2. Con il secondo motivo la società ricorrente lamenta la nullità della sentenza impugnata per omessa pronuncia in ordine al secondo motivo dell’opposizione proposta contro l’ordinanza impugnata, in violazione dell’art. 112 c.p.c., poichè il Tribunale di Pescara non avrebbe esaminato la doglianza concernente il fatto che l’amministrazione, pendente il ricorso davanti al giudice amministrativo, avrebbe dovuto attenderne l’esito prima di emettere l’ordinanza opposta.

Il motivo è infondato.

Il vizio di omessa pronuncia, configurabile allorchè manchi completamente il provvedimento del giudice indispensabile per la soluzione del caso concreto, deve essere escluso, pur in assenza di una specifica argomentazione, in relazione ad una questione implicitamente o esplicitamente assorbita in altre statuizioni della sentenza (Cass., Sez L, n. 1360 del 26 gennaio 2016, Rv. 638317-01).

Nella specie, il Tribunale di Pescara ha escluso ogni rilevanza della procedura concernente la domanda di condono e del procedimento pendente davanti al Tar, in quanto la società in questione non rispettava, alla data in cui era stato elevato il verbale di accertamento, la normativa edilizia ed urbanistica e “nessuna disposizione prevedeva o prevede che il procedimento di rilascio della autorizzazione sanitaria in questione e delle eventuali procedure di accertamento delle connesse violazioni amministrative debbano essere sospese in attesa dell’esito della procedura di condono”.

Se ne ricava che il motivo di appello in questione era stato implicitamente oggetto di valutazione.

3. Il ricorso va, quindi, rigettato.

4. Le spese di lite seguono la soccombenza ex art. 91 c.p.c. e sono liquidate come in dispositivo.
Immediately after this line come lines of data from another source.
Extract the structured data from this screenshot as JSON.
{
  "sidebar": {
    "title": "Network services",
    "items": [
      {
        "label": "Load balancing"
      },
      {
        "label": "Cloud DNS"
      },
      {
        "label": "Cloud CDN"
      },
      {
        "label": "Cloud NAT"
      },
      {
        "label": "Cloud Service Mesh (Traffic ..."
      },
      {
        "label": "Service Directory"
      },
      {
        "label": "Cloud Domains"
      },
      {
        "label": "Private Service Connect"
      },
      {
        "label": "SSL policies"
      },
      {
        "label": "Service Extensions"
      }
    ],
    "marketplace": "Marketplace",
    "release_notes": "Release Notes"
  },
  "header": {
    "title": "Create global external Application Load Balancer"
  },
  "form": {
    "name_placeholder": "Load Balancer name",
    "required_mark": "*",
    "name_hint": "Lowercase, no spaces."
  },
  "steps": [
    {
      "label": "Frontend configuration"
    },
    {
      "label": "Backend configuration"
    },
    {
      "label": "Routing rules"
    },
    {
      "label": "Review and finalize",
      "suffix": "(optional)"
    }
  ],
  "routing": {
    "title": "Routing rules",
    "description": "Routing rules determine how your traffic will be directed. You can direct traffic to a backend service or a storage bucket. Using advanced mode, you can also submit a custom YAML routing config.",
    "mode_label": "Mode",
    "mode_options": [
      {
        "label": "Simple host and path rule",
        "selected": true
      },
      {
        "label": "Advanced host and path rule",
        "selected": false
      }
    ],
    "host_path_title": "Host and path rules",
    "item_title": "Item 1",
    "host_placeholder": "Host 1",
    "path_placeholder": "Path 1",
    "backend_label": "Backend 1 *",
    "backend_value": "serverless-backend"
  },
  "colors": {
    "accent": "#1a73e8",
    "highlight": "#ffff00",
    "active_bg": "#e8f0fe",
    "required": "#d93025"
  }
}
Sussistono le condizioni per dare atto, ai sensi della L. 24 dicembre 2012, n. 228, art. 1, comma 17, che ha aggiunto del D.P.R. 30 maggio 2002, n. 115, art. 13,comma 1-quater, dell’obbligo di versamento, da parte della società ricorrente, dell’ulteriore importo a titolo di contributo unificato pari a quello dovuto per l’impugnazione integralmente rigettata, trattandosi di ricorso per cassazione la cui notifica si è perfezionata successivamente alla data del 30 gennaio 2013 (Cass., Sez. 6-3, sentenza n. 14515 del 10 luglio 2015, Rv. 636018-01).

PQM

 

La Corte:

rigetta il ricorso e condanna la parte ricorrente alla rifusione delle spese del giudizio di Cassazione in favore del Comune di Città Sant’Angelo, che liquida in Euro 1.700,00, di cui Euro 200,00 per esborsi, oltre spese generali nella misura del 15% ed accessori di legge;

ai sensi del D.P.R. n. 115 del 2002, art. 13, comma 1-quater, inserito dalla L. n. 228 del 2012, art. 1, comma 17, dichiara la sussistenza dei presupposti per il versamento, da parte della società ricorrente, dell’ulteriore importo a titolo di contributo unificato pari a quello dovuto per il ricorso.

Così deciso in Roma, nella Camera di consiglio della Sezione Seconda Civile della Corte Suprema di Cassazione, il 10 luglio 2017.